Ninth Circuit finds restrictions on legal aid groups constitutional

[JURIST] A three-judge panel for the Court of Appeals for the Ninth Circuit [official website] on Monday affirmed [opinion, PDF; press release] a lower court decision which held that Congressional restrictions on organizations receiving federal grants through the Legal Services Corporation (LSC) [official website] do not violate the First Amendment [text]. In a 2-1 ruling, the Ninth Circuit found that limiting these legal aid groups' activities with respect to lobbying, client solicitation, participation in class actions, and attorneys’ fees was not unconstitutional. The suit was originally brought in 2005 by plaintiffs including Legal Aid Services of Oregon and the Oregon Law Center [official websites], claiming that the restrictions, also known as the Program Integrity Rules (PIR) [text, PDF] violated the First Amendment both facially and as applied.

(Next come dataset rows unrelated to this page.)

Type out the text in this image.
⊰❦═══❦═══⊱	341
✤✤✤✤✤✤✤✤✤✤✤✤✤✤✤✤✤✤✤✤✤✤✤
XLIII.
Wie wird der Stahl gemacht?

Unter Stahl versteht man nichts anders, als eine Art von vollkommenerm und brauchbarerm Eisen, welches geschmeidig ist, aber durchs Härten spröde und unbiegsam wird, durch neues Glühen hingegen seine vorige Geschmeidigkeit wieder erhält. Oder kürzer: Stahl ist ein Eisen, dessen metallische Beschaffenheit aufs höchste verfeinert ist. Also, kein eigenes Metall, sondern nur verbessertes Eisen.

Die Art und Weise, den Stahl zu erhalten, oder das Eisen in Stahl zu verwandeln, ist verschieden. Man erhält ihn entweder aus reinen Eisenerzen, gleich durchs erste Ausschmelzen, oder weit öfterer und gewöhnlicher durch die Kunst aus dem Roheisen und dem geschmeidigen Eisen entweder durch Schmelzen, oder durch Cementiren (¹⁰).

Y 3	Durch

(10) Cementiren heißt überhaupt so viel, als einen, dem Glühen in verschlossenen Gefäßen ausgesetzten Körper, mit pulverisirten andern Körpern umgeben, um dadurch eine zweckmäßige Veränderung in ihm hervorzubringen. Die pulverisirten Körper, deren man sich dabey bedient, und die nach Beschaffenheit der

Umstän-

The court relied on US Supreme Court [official website] precedent in rejecting the plaintiff's complaint:


Congress did not discriminate against any particular viewpoint or motivating ideology, much less did it aim to suppress "ideas inimical to the Government’s own interest." The Restrictions simply limit specific procedural tools and strategies that grantee attorneys may utilize in the course of carrying out their legal advocacy...Because the Restrictions do not discriminate against a particular viewpoint, they are constitutional under Velazquez III.

In January, the Ninth Circuit rejected [opinion, PDF;press release] a similar challenge to the PIR filed by the State of Oregon. The court held that Oregon lacked standing to sue because the regulations did not harm the state in any way. The PIR was adopted in 1996 as the result of additional restrictions added to the 1974 LSC Act [text], which proscribes LSC grantees from using money for certain activities. Under the amendment, LSC grantees cannot engage in conduct prohibited by PIR, whether the funding is public or private.